A Dan Jones & Associates poll for released Tuesday said 69 percent of Utahns favor such limits. King noted that the Governor's Commission on Strengthening Democracy in 2009 called for donation limits, but several bills seeking to create them died through the years.

King said the limits would give voters more faith that elctions are not being bought by the wealthy, and that small donations and volunteer efforts by neighbors fuel campaigns. He said it may help increase Utah's low voter turnout.

"Utahns, unfortunately, have the perception that politicians are corrupt coming off the attorney general's scandal," testified Maryann Martindale, executive director of Alliance for a Better Utah. She urged passage of the bill, telling lawmakers it would "send a message that you are concerned with that perception."

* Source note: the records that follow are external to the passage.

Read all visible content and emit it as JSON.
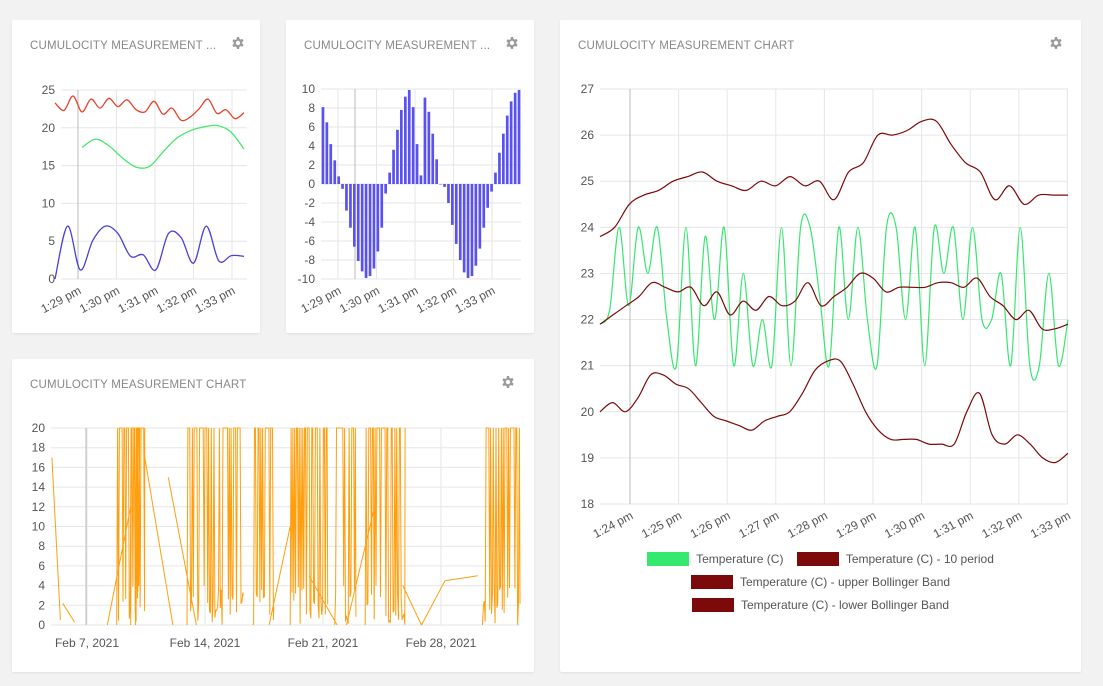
{
  "cards": [
    {
      "title": "CUMULOCITY MEASUREMENT ...",
      "chart_data": {
        "type": "line",
        "yticks": [
          "25",
          "20",
          "15",
          "10",
          "5",
          "0"
        ],
        "ylim": [
          0,
          25
        ],
        "xticks": [
          "1:29 pm",
          "1:30 pm",
          "1:31 pm",
          "1:32 pm",
          "1:33 pm"
        ],
        "series": [
          {
            "color": "#e8412c",
            "values": [
              23.3,
              22.3,
              24.2,
              22.1,
              23.8,
              22.6,
              23.9,
              22.8,
              23.7,
              22.4,
              22.1,
              23.5,
              21.8,
              22.6,
              21.0,
              21.4,
              22.5,
              23.8,
              21.9,
              22.4,
              21.2,
              22.0
            ]
          },
          {
            "color": "#44e86a",
            "values": [
              null,
              null,
              17.4,
              18.5,
              17.6,
              16.0,
              14.8,
              14.9,
              16.8,
              18.6,
              19.6,
              20.1,
              20.3,
              19.5,
              17.2
            ]
          },
          {
            "color": "#4b3fdc",
            "values": [
              0.0,
              7.0,
              1.2,
              5.1,
              7.0,
              6.0,
              3.0,
              3.2,
              1.2,
              6.0,
              5.5,
              2.1,
              7.0,
              2.4,
              3.1,
              3.0
            ]
          }
        ]
      }
    },
    {
      "title": "CUMULOCITY MEASUREMENT ...",
      "chart_data": {
        "type": "bar",
        "color": "#5a52f0",
        "yticks": [
          "10",
          "8",
          "6",
          "4",
          "2",
          "0",
          "-2",
          "-4",
          "-6",
          "-8",
          "-10"
        ],
        "ylim": [
          -10,
          10
        ],
        "xticks": [
          "1:29 pm",
          "1:30 pm",
          "1:31 pm",
          "1:32 pm",
          "1:33 pm"
        ],
        "values": [
          8.1,
          6.5,
          4.2,
          2.5,
          0.8,
          -0.5,
          -2.8,
          -4.6,
          -6.6,
          -8.1,
          -9.2,
          -9.9,
          -9.7,
          -8.9,
          -7.1,
          -4.6,
          -1.0,
          1.2,
          3.6,
          5.7,
          7.8,
          9.2,
          9.9,
          8.1,
          4.2,
          0.9,
          9.1,
          7.6,
          5.3,
          2.6,
          0.0,
          -0.3,
          -2.0,
          -4.3,
          -6.3,
          -8.0,
          -9.3,
          -9.9,
          -9.7,
          -8.6,
          -6.8,
          -4.6,
          -2.5,
          -0.8,
          1.2,
          3.3,
          5.3,
          7.2,
          8.7,
          9.6,
          9.9
        ]
      }
    },
    {
      "title": "CUMULOCITY MEASUREMENT CHART",
      "chart_data": {
        "type": "line",
        "yticks": [
          "27",
          "26",
          "25",
          "24",
          "23",
          "22",
          "21",
          "20",
          "19",
          "18"
        ],
        "ylim": [
          18,
          27
        ],
        "xticks": [
          "1:24 pm",
          "1:25 pm",
          "1:26 pm",
          "1:27 pm",
          "1:28 pm",
          "1:29 pm",
          "1:30 pm",
          "1:31 pm",
          "1:32 pm",
          "1:33 pm"
        ],
        "legend": [
          {
            "label": "Temperature (C)",
            "color": "#35e86e"
          },
          {
            "label": "Temperature (C) - 10 period",
            "color": "#7d0a0a"
          },
          {
            "label": "Temperature (C) - upper Bollinger Band",
            "color": "#7d0a0a"
          },
          {
            "label": "Temperature (C) - lower Bollinger Band",
            "color": "#7d0a0a"
          }
        ],
        "series": [
          {
            "name": "Temperature (C)",
            "color": "#35e86e",
            "width": 1.2,
            "values": [
              21.9,
              22.2,
              24.0,
              22.3,
              24.0,
              23.0,
              24.0,
              22.0,
              21.0,
              24.0,
              21.0,
              23.8,
              22.0,
              24.0,
              21.0,
              23.0,
              21.0,
              22.0,
              21.0,
              24.0,
              21.0,
              24.0,
              24.0,
              22.5,
              21.0,
              24.0,
              22.0,
              24.0,
              22.0,
              21.0,
              24.0,
              24.0,
              22.0,
              24.0,
              21.0,
              24.0,
              23.0,
              24.0,
              22.0,
              24.0,
              22.0,
              22.0,
              23.0,
              21.0,
              24.0,
              21.0,
              21.0,
              23.0,
              21.0,
              22.0
            ]
          },
          {
            "name": "Temperature (C) - 10 period",
            "color": "#7d0a0a",
            "width": 1.2,
            "values": [
              21.9,
              22.1,
              22.3,
              22.5,
              22.8,
              22.7,
              22.6,
              22.7,
              22.3,
              22.6,
              22.1,
              22.4,
              22.2,
              22.5,
              22.3,
              22.4,
              22.8,
              22.3,
              22.5,
              22.7,
              23.0,
              22.9,
              22.6,
              22.7,
              22.7,
              22.7,
              22.8,
              22.8,
              22.7,
              22.9,
              22.5,
              22.3,
              22.0,
              22.2,
              21.8,
              21.8,
              21.9
            ]
          },
          {
            "name": "Temperature (C) - upper Bollinger Band",
            "color": "#7d0a0a",
            "width": 1.2,
            "values": [
              23.8,
              24.0,
              24.5,
              24.7,
              24.8,
              25.0,
              25.1,
              25.2,
              25.0,
              24.9,
              24.8,
              25.0,
              24.9,
              25.1,
              24.9,
              25.0,
              24.6,
              25.2,
              25.4,
              26.0,
              26.0,
              26.1,
              26.3,
              26.3,
              25.8,
              25.4,
              25.2,
              24.6,
              24.9,
              24.5,
              24.7,
              24.7,
              24.7
            ]
          },
          {
            "name": "Temperature (C) - lower Bollinger Band",
            "color": "#7d0a0a",
            "width": 1.2,
            "values": [
              20.0,
              20.2,
              20.0,
              20.3,
              20.8,
              20.8,
              20.6,
              20.5,
              20.2,
              19.9,
              19.8,
              19.7,
              19.6,
              19.8,
              19.9,
              20.0,
              20.4,
              20.9,
              21.1,
              21.1,
              20.6,
              20.0,
              19.6,
              19.4,
              19.4,
              19.4,
              19.3,
              19.3,
              19.3,
              20.0,
              20.4,
              19.5,
              19.3,
              19.5,
              19.3,
              19.0,
              18.9,
              19.1
            ]
          }
        ]
      }
    },
    {
      "title": "CUMULOCITY MEASUREMENT CHART",
      "chart_data": {
        "type": "line",
        "color": "#ff9f0f",
        "yticks": [
          "20",
          "18",
          "16",
          "14",
          "12",
          "10",
          "8",
          "6",
          "4",
          "2",
          "0"
        ],
        "ylim": [
          0,
          20
        ],
        "xticks": [
          "Feb 7, 2021",
          "Feb 14, 2021",
          "Feb 21, 2021",
          "Feb 28, 2021"
        ],
        "bursts": [
          [
            14.0,
            20.0
          ],
          [
            17.0,
            19.0
          ],
          [
            18.0,
            18.5
          ],
          [
            29.0,
            41.0
          ],
          [
            43.0,
            47.5
          ],
          [
            51.0,
            59.0
          ],
          [
            60.5,
            65.0
          ],
          [
            67.0,
            75.5
          ],
          [
            92.0,
            100.0
          ]
        ],
        "links": [
          [
            0.2,
            17.0,
            2.0,
            0.5
          ],
          [
            2.5,
            2.2,
            5.0,
            0.3
          ],
          [
            12.0,
            0.0,
            17.0,
            12.0
          ],
          [
            20.0,
            17.0,
            26.0,
            0.0
          ],
          [
            25.0,
            15.0,
            31.0,
            0.0
          ],
          [
            46.5,
            0.0,
            51.0,
            10.0
          ],
          [
            55.0,
            5.0,
            61.0,
            0.0
          ],
          [
            63.0,
            0.0,
            69.0,
            12.0
          ],
          [
            75.0,
            4.0,
            79.0,
            0.0
          ],
          [
            79.0,
            0.0,
            84.0,
            4.5
          ],
          [
            84.0,
            4.5,
            91.0,
            5.0
          ]
        ]
      }
    }
  ]
}
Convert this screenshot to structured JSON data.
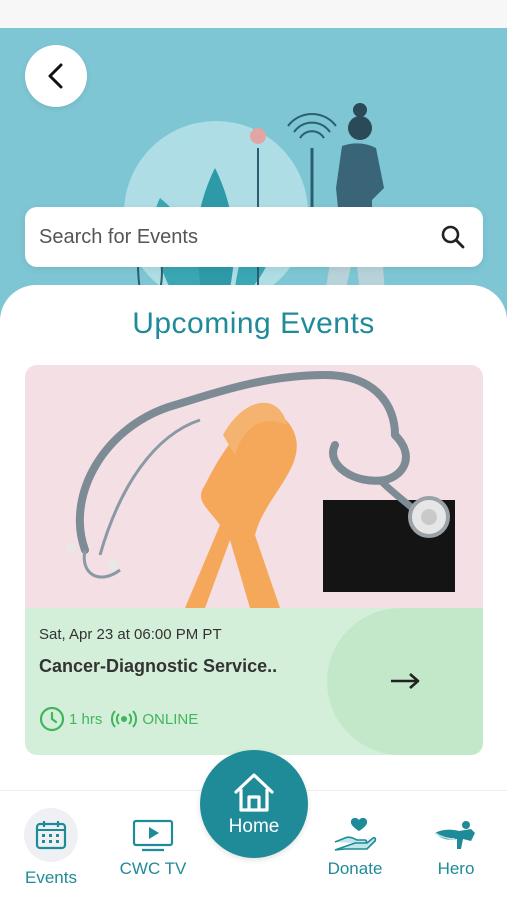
{
  "header": {
    "back_icon": "chevron-left-icon",
    "search_placeholder": "Search for Events",
    "search_icon": "search-icon"
  },
  "section_title": "Upcoming Events",
  "event": {
    "date": "Sat, Apr 23 at 06:00 PM PT",
    "title": "Cancer-Diagnostic Service..",
    "duration": "1 hrs",
    "mode": "ONLINE",
    "arrow_icon": "arrow-right-icon"
  },
  "nav": {
    "events_label": "Events",
    "tv_label": "CWC TV",
    "home_label": "Home",
    "donate_label": "Donate",
    "hero_label": "Hero"
  },
  "colors": {
    "accent": "#1f8b98",
    "hero_bg": "#7ec6d4",
    "online_green": "#3fb65c",
    "card_info_bg": "#d4efd9"
  }
}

But Rep. Brad Daw, R-Orem, said it could leave honest politicians defenseless against something that happened to him in 2012. Swallow is accused of funneling $100,000 quietly from payday lenders in hard-to-trace ways to PACs that waged a nasty mail campaign that helped defeat Daw in that election. He won his seat back last year.

Daw likened fighting such money to an arms race, and said the bill would "unilaterally disarm" honest politicians against such tactics. He said limits could lead to more use of dark money.

"I think we need to solve the whole problem," Daw said. "If we address one side and not the other, I believe the cure would be what kills the patient."

Several other lawmakers also said they believed the bill would not have stopped abuses that Swallow is alleged to have committed. But King said among allegations is that Swallow did favors for big donors, and the limits proposed could have helped stop that.

Rep. Fred Cox, R-West Valley City, said he worries other loopholes exist. He said it would be easy for individuals to circumvent limits by donating larger allowed amounts to PACs or political parties, and then have those groups turn around and give the money to a desired candidate.

King said he will look for improvements, and possibly bring back the bill later in the session. A similar bill by King died by three votes in the House last year.